Лена вновь грохнула немца по голове, уже не понимая, что делает. Начала долбить по ней как ненормальная, вспомнив обезображенную подругу, убитого старика, ребенка умершего с куклой в руке. Немец давно затих, получив ножом в живот от Николая, а Лена этого не заметила, била. Мужчина оттащил ее, вырвал каску, откинул.

Саша кинул ему автомат, взятый с мотоцикла, проверил свой трофей, передернул затвор. Полная обойма.

Лену трясло. Она смотрела на убитого и думала, что это она убила, и не понимала как, и не знала, что делать, как жить с этим, и понимала, что иначе нельзя было. И не жаль. И — так и надо. Только так. Но почему? Разве?…

— Стрелять умеешь? — встряхнул ее Николай. Лицо в потеках крови, грязи, черное то ли от ярости, то ли от боли.

— Да, — бросила глухо. — Ты… ты ранен…

Мужчина провел по ее лицу рукой и вдруг обнял, крепко сжав в объятьях:

— Ерунда, — прошептал.

Автоматная очередь вскрыла землю у ног.

— Уходим!! — закричал Саша, давая ответную очередь. Пули попали в грудь вылетевшему в устье ручья немцу, задели второго.

Коля вытащил пистолет у убитого, кинул Лене, и троица побежала в лес, отстреливаясь на ходу.

Все это походило на нескончаемый кошмар. Бег, лес, стрельба и страх, непонимание. То ли смерть, то ли жизнь, то ли та грань, где сходятся обе. Настоящий ли лес, настоящие ли солнце и зелень крон?
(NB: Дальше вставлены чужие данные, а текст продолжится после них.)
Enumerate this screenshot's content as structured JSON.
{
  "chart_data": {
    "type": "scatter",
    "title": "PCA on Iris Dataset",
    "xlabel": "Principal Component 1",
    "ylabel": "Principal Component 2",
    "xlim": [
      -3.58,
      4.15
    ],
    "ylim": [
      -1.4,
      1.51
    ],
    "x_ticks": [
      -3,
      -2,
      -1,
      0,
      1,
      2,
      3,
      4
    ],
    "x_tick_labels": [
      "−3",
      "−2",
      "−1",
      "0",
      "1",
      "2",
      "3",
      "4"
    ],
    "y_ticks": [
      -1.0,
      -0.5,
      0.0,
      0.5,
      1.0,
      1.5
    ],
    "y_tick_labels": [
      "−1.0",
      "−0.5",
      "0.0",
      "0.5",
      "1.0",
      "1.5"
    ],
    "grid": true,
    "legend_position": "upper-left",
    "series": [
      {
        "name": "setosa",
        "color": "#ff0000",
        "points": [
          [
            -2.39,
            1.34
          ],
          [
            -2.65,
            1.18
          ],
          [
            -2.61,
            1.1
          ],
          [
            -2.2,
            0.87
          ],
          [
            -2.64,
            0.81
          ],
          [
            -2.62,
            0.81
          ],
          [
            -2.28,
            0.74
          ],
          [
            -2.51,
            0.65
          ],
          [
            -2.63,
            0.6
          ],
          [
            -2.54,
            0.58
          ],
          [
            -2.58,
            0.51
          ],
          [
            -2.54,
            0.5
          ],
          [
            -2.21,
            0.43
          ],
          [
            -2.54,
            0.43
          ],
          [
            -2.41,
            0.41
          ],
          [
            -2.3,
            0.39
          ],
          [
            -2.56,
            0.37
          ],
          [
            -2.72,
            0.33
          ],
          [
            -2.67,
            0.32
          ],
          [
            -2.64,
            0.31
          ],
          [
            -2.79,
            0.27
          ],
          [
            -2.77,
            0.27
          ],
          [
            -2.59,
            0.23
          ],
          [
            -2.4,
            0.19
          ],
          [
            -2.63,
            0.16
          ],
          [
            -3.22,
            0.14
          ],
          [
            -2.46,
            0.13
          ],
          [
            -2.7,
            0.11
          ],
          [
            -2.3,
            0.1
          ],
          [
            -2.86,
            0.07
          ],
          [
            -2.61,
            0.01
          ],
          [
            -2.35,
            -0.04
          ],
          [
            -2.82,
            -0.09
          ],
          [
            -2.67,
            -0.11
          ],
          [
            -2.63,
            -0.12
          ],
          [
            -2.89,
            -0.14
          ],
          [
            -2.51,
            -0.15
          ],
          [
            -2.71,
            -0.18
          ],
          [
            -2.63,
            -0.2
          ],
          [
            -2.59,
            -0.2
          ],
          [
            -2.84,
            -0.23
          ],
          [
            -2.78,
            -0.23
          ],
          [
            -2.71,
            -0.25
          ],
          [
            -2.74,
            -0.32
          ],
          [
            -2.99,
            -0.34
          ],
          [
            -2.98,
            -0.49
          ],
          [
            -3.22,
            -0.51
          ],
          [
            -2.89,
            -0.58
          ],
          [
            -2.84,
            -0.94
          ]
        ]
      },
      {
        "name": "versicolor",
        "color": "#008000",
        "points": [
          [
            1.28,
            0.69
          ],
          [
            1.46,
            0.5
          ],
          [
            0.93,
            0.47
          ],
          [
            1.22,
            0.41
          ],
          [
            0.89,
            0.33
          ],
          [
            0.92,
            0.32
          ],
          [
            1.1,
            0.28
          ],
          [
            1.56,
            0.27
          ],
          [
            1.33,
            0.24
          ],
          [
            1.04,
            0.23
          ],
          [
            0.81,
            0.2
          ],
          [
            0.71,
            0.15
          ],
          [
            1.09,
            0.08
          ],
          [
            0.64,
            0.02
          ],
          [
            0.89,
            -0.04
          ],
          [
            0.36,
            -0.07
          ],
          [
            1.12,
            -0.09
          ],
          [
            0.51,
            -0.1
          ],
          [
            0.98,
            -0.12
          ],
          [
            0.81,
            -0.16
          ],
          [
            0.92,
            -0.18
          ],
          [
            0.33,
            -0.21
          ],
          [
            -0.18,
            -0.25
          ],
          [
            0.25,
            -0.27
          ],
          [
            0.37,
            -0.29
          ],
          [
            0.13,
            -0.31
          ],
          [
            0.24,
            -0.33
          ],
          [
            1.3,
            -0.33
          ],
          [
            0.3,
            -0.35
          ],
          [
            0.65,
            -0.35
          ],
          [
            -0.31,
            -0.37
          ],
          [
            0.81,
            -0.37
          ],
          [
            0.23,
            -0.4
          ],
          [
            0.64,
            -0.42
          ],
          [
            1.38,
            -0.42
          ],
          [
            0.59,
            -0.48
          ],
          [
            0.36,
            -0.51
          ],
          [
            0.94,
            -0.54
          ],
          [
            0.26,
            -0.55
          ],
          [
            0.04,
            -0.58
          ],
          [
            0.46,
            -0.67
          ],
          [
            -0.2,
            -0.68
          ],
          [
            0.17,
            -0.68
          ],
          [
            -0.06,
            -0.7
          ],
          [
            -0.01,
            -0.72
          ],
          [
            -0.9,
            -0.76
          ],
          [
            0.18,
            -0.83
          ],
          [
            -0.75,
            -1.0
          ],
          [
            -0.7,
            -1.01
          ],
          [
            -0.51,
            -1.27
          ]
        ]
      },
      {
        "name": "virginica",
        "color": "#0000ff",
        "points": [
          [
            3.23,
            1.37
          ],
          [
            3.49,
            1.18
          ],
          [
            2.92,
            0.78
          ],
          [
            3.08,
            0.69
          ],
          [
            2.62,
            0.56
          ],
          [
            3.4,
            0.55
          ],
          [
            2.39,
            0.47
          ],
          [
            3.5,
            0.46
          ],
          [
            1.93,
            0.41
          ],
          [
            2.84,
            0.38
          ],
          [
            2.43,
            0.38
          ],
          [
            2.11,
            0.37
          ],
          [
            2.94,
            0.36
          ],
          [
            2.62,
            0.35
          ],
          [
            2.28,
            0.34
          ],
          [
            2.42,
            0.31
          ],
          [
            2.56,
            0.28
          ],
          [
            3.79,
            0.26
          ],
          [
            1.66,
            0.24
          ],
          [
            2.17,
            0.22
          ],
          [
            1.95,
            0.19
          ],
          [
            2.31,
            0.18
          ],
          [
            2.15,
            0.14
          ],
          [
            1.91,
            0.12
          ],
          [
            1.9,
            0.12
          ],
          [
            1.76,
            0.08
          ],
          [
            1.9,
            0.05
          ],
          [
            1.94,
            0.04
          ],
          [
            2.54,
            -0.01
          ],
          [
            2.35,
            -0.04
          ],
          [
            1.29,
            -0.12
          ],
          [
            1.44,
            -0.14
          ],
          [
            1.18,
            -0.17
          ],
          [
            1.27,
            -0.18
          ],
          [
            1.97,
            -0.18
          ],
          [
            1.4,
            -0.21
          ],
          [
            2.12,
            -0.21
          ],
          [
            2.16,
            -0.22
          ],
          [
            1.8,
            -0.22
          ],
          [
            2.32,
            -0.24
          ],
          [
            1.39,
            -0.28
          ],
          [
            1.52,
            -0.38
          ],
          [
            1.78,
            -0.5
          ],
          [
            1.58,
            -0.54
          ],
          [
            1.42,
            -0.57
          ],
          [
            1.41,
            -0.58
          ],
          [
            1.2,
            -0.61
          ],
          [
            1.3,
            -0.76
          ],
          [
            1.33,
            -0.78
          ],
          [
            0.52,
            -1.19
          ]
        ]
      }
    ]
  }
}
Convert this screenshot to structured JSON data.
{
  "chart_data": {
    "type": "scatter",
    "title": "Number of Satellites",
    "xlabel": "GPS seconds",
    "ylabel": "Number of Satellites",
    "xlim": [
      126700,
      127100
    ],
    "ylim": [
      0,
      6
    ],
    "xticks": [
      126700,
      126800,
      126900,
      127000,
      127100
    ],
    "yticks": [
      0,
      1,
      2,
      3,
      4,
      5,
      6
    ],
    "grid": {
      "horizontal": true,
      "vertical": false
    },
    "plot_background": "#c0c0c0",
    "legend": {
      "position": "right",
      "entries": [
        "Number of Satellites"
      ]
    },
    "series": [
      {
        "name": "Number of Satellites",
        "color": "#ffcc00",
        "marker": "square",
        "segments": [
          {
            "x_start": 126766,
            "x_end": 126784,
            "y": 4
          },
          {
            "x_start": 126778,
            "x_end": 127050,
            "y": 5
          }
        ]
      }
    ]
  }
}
Пули, вгрызающиеся в стволы деревьев, листва под ногами, взрытая выстрелами? В настоящей ли жизни, и в жизни ли они бегут по своей земле, своей ли? А немцы, преследующие их, выстрелы в спину — не сон? Неужели тот кошмар, что происходит, правда?

Она не понимала, как еще не принимала, не знала, что бежит от смерти, что она уже кружит над ней, лейтенантами, над ее Родиной, ее друзьями и знакомыми, и незнакомыми тоже. Что это не разбойничий налет, который пресекут с часа на час, не сцена из фильма, не фантазия. Не на минуту, не на день.